Beach visitors should be aware, but not fearful, of shark attacks

Bees, wasps and snakes are responsible for far more fatalities in the U.S. than sharks. (Photo source: WLOX) Bees, wasps and snakes are responsible for far more fatalities in the U.S. than sharks. (Photo source: WLOX)
MISSISSIPPI SOUND (WLOX) -

The summer beach season is just getting started, but already, shark attacks are making headlines. So, should beach visitors be fearful of getting in the water?

The statistics show, and the experts agree, that you should not be overly concerned about getting bitten by a shark. But, keep in mind, as one scientist told WLOX News, when you get in that water, you're entering the shark's natural habitat.

Plenty of beach goers will cool off in the waters of the Mississippi Sound this summer. While shark encounters are exceedingly rare in Mississippi, the sharks are out there.
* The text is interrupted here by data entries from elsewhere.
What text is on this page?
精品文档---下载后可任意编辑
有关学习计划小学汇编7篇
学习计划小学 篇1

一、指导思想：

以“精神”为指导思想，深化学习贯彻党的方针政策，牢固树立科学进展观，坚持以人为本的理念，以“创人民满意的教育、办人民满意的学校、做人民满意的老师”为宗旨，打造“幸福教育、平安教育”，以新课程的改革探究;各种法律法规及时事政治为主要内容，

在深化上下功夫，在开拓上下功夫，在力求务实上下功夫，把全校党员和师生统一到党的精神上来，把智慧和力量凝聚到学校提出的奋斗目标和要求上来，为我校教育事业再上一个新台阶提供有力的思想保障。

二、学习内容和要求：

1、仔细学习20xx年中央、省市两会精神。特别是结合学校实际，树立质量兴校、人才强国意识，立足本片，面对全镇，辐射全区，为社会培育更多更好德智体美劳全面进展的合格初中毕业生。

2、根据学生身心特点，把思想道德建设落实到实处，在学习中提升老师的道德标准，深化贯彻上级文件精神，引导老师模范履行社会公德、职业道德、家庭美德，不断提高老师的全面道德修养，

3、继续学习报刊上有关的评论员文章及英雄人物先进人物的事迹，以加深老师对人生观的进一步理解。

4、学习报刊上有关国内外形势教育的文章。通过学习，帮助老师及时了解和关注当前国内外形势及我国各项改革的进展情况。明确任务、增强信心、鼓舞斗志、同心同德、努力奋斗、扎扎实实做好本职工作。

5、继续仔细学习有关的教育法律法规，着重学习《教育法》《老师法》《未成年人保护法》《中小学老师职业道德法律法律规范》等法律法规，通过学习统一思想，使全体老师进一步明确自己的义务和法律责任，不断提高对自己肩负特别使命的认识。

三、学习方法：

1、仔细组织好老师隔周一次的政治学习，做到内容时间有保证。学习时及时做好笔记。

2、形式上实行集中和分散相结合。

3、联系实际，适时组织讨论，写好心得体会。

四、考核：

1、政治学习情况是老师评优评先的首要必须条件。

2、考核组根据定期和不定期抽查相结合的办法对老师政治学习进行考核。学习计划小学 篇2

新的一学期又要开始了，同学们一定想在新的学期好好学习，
“There are about nine different species that we encounter regularly. Most of them tend to be juvenile in nature. This is a great nursery region for a lot of different shark species,” said Jill Hendon, a research assistant at USM's Gulf Coast Research Lab.

Hendon says most shark attacks are actually cases of mistaken identity. Humans are definitely not on the shark's menu, but legs or arms in the water could be mistaken for bait fish.

“The term "attack" is often kind of a misnomer. It's really kind of that shark feeling out what that item was, realizing it's not prey and then moving on,” Hendon explained.

If you need a little assurance before heading to the beach this summer, your odds of getting bitten by a shark are 1 in 3.7 million. You're much more likely to be struck by lightning, especially here in Mississippi, which has recorded just one shark attack since 1959.

Still, there are some things you can do to lessen your chances of having a shark encounter.

“In areas where there's lots of bait where you're swimming around, avoid areas with a lot of mullet, with a lot of bait. Avoid wearing flashy jewelry, things that make flash or simulate bait species, and avoid swimming at dawn or dusk,” said Dr. Paul Mickle, with the Fisheries Division of the Mississippi Department of Marine Resources.

Sheer numbers may also play a role in shark attacks, at least in waters where sharks are present.

“The more people in the water, obviously, you have a higher chance of encounter. Still rare across the board no matter where you are, but your likelihood would increase with the more folks in the water,” said Hendon.

According to the International Shark Attack file, which keeps the statistics, there were 72 shark attacks worldwide last year. Twenty eight of those happened in Florida.